[Form 4] SKECHERS USA INC Insider Trading Activity
David Weinberg, Chief Operating Officer and a director of Skechers USA Inc. (SKX), reported on 09/12/2025 the cancellation and disposition of Class A common stock in connection with a Merger Agreement with a subsidiary of Beach Acquisition Co Parent, LLC. The filing shows 99,938 shares and 192,961 shares were disposed of; certain unvested shares and shares underlying restricted stock units were exchanged for $63.00 per share cash merger consideration.
The filing states the dispositions were made under the Merger Agreement and that Mr. Weinberg is deemed to directly own shares held by The David Weinberg Trust dated September 7, 2000, of which he is sole beneficiary and trustee.
- Merger consideration specified at $63.00 per share, providing a clear, disclosed cash price for exchanged securities
- Transactions are tied to a disclosed Merger Agreement, indicating the disposals were contractual and part of an approved corporate transaction
- Reporting person no longer holds the cancelled Class A shares after the transactions, reducing insider ownership in this class
- Substantial number of shares (292,899 total) were disposed of/cancelled, which is a material change in beneficial ownership by an officer/director
Insights
TL;DR: Director exchanged holdings under merger terms; ownership change appears contractual, not a voluntary open-market sale.

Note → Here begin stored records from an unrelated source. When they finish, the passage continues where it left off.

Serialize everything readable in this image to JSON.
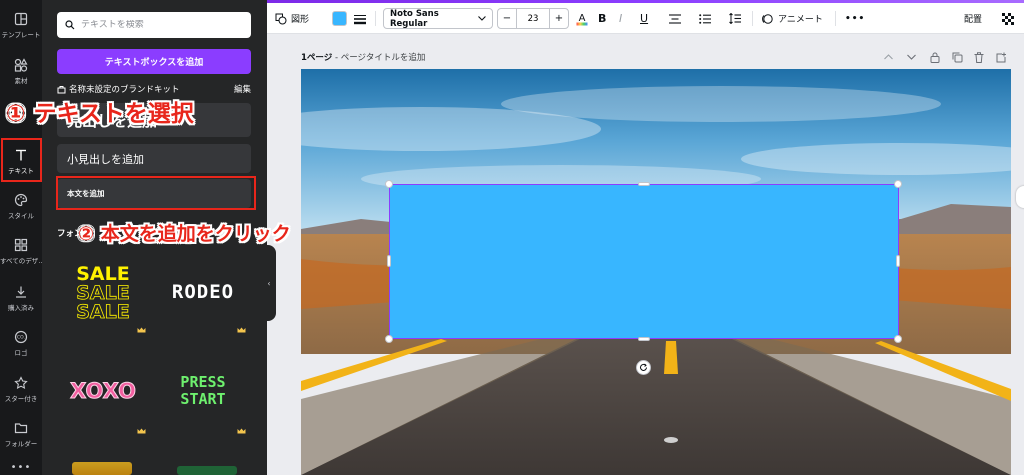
{
  "rail": {
    "items": [
      {
        "label": "テンプレート",
        "icon": "template-icon"
      },
      {
        "label": "素材",
        "icon": "elements-icon"
      },
      {
        "label": "テキスト",
        "icon": "text-icon"
      },
      {
        "label": "スタイル",
        "icon": "palette-icon"
      },
      {
        "label": "すべてのデザ…",
        "icon": "grid-icon"
      },
      {
        "label": "購入済み",
        "icon": "download-icon"
      },
      {
        "label": "ロゴ",
        "icon": "logo-icon"
      },
      {
        "label": "スター付き",
        "icon": "star-icon"
      },
      {
        "label": "フォルダー",
        "icon": "folder-icon"
      }
    ],
    "more": "•••"
  },
  "panel": {
    "search_placeholder": "テキストを検索",
    "add_textbox_label": "テキストボックスを追加",
    "brandkit_label": "名称未設定のブランドキット",
    "edit_label": "編集",
    "heading_label": "見出しを追加",
    "subheading_label": "小見出しを追加",
    "body_label": "本文を追加",
    "fonts_label": "フォント",
    "font_tiles": [
      "SALE",
      "RODEO",
      "XOXO",
      "PRESS START"
    ]
  },
  "toolbar": {
    "shape_label": "図形",
    "font_name": "Noto Sans Regular",
    "font_size": "23",
    "minus": "−",
    "plus": "+",
    "animate_label": "アニメート",
    "more_label": "•••",
    "arrange_label": "配置",
    "fill_color": "#38b6ff"
  },
  "page": {
    "number_label": "1ページ",
    "title_placeholder": " - ページタイトルを追加"
  },
  "annotations": {
    "step1": "① テキストを選択",
    "step2": "② 本文を追加をクリック",
    "color": "#e8261b"
  }
}
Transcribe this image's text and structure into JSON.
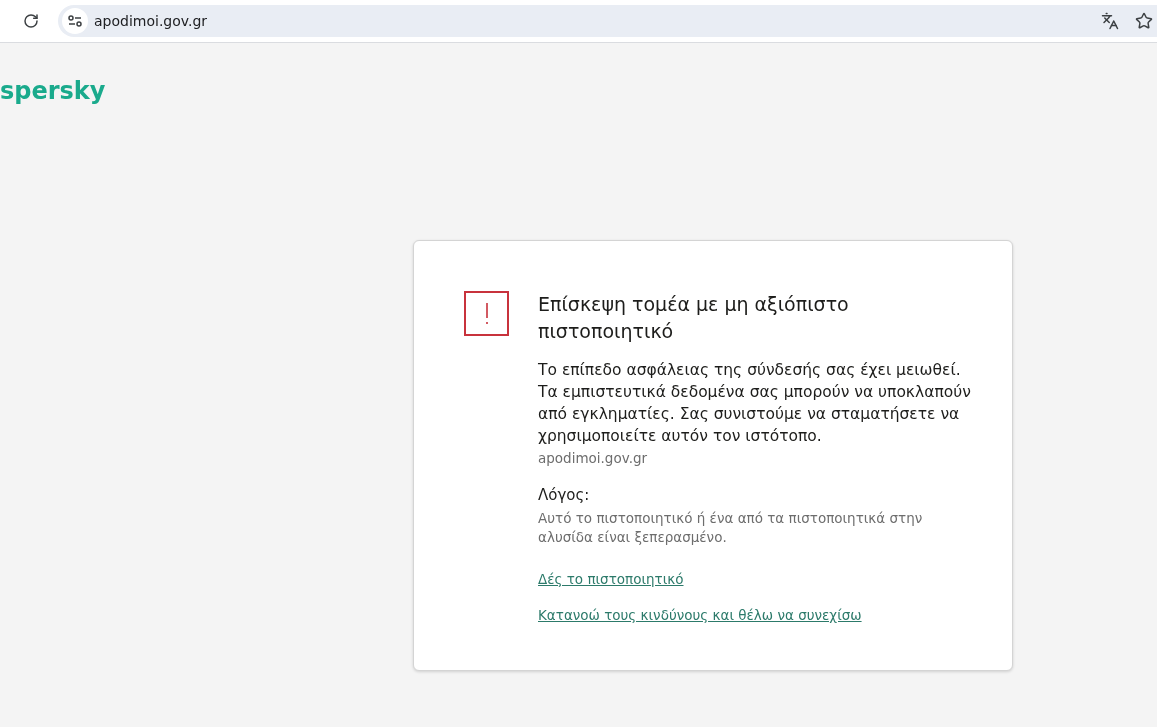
{
  "browser": {
    "url": "apodimoi.gov.gr"
  },
  "logo": "spersky",
  "warning": {
    "title": "Επίσκεψη τομέα με μη αξιόπιστο πιστοποιητικό",
    "message": "Το επίπεδο ασφάλειας της σύνδεσής σας έχει μειωθεί. Τα εμπιστευτικά δεδομένα σας μπορούν να υποκλαπούν από εγκληματίες. Σας συνιστούμε να σταματήσετε να χρησιμοποιείτε αυτόν τον ιστότοπο.",
    "domain": "apodimoi.gov.gr",
    "reason_label": "Λόγος:",
    "reason": "Αυτό το πιστοποιητικό ή ένα από τα πιστοποιητικά στην αλυσίδα είναι ξεπερασμένο.",
    "links": [
      "Δές το πιστοποιητικό",
      "Κατανοώ τους κινδύνους και θέλω να συνεχίσω"
    ]
  }
}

The Form 4 discloses that Mr. Weinberg's Class A shares, including unvested awards and RSU-underlying shares, were cancelled and exchanged under the Merger Agreement dated May 2, 2025. From a governance perspective, the filing documents a transaction tied to a corporate action rather than a trading decision, and it clarifies beneficial ownership through a family trust. The filing provides clear linkage to the Schedule 14C disclosure referenced.

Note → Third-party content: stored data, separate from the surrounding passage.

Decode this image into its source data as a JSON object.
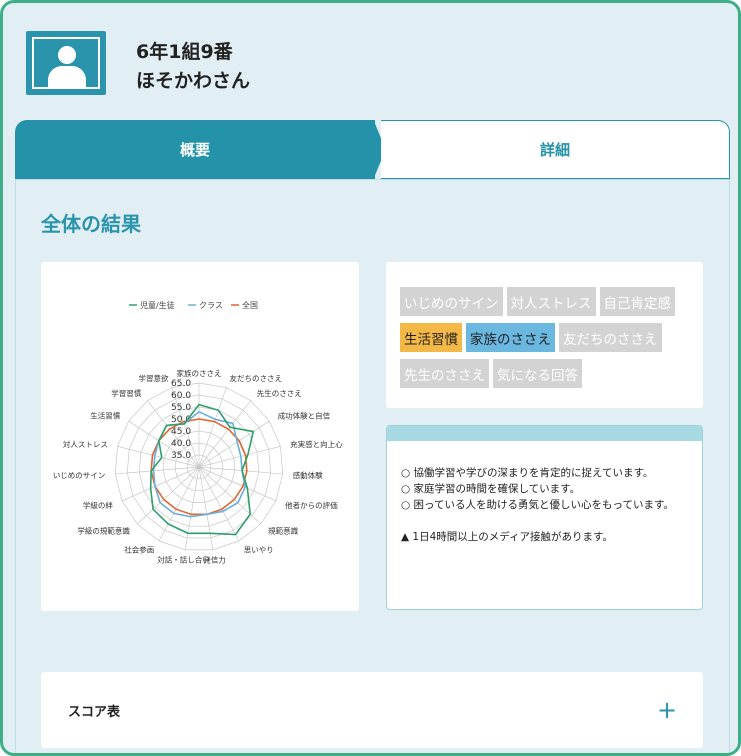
{
  "student": {
    "class_number": "6年1組9番",
    "name": "ほそかわさん"
  },
  "tabs": [
    {
      "label": "概要",
      "active": true
    },
    {
      "label": "詳細",
      "active": false
    }
  ],
  "section_title": "全体の結果",
  "legend": [
    {
      "label": "児童/生徒",
      "color": "#2e9e6b"
    },
    {
      "label": "クラス",
      "color": "#6aaedb"
    },
    {
      "label": "全国",
      "color": "#e0642e"
    }
  ],
  "chart_data": {
    "type": "radar",
    "axes": [
      "家族のささえ",
      "友だちのささえ",
      "先生のささえ",
      "成功体験と自信",
      "充実感と向上心",
      "感動体験",
      "他者からの評価",
      "規範意識",
      "思いやり",
      "発信力",
      "対話・話し合い",
      "社会参画",
      "学級の規範意識",
      "学級の絆",
      "いじめのサイン",
      "対人ストレス",
      "生活習慣",
      "学習習慣",
      "学習意欲"
    ],
    "scale_labels": [
      "65.0",
      "60.0",
      "55.0",
      "50.0",
      "45.0",
      "40.0",
      "35.0"
    ],
    "range": [
      30,
      65
    ],
    "series": [
      {
        "name": "児童/生徒",
        "color": "#2e9e6b",
        "values": [
          56,
          55,
          51,
          57,
          51,
          48,
          52,
          59,
          62,
          58,
          58,
          57,
          56,
          52,
          50,
          46,
          50,
          52,
          49
        ]
      },
      {
        "name": "クラス",
        "color": "#6aaedb",
        "values": [
          53,
          51,
          53,
          49,
          48,
          48,
          51,
          52,
          51,
          50,
          51,
          52,
          52,
          50,
          49,
          49,
          50,
          52,
          49
        ]
      },
      {
        "name": "全国",
        "color": "#e0642e",
        "values": [
          50,
          50,
          50,
          50,
          50,
          50,
          50,
          50,
          50,
          50,
          50,
          50,
          50,
          50,
          50,
          50,
          50,
          50,
          50
        ]
      }
    ]
  },
  "tags": [
    [
      {
        "label": "いじめのサイン",
        "style": "gray"
      },
      {
        "label": "対人ストレス",
        "style": "gray"
      },
      {
        "label": "自己肯定感",
        "style": "gray"
      }
    ],
    [
      {
        "label": "生活習慣",
        "style": "orange"
      },
      {
        "label": "家族のささえ",
        "style": "blue"
      },
      {
        "label": "友だちのささえ",
        "style": "gray"
      }
    ],
    [
      {
        "label": "先生のささえ",
        "style": "gray"
      },
      {
        "label": "気になる回答",
        "style": "gray"
      }
    ]
  ],
  "comments": [
    "○ 協働学習や学びの深まりを肯定的に捉えています。",
    "○ 家庭学習の時間を確保しています。",
    "○ 困っている人を助ける勇気と優しい心をもっています。"
  ],
  "alert": "▲ 1日4時間以上のメディア接触があります。",
  "score_table": {
    "label": "スコア表",
    "expand_icon": "+"
  }
}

TL;DR: Share cancellations reflect merger consideration mechanics: cash-out at $63 per share for certain unvested equity.
The disclosure shows two related disposals on 09/12/2025 that resulted from the Merger Agreement with Beach Acquisition Co Parent, LLC, with specified cash merger consideration of $63.00 per share for unvested shares and RSU-underlying shares. The transactions are described as exchanges under merger terms and an election by the reporting person for treatment of certain shares. The filing aligns with standard merger consideration processes.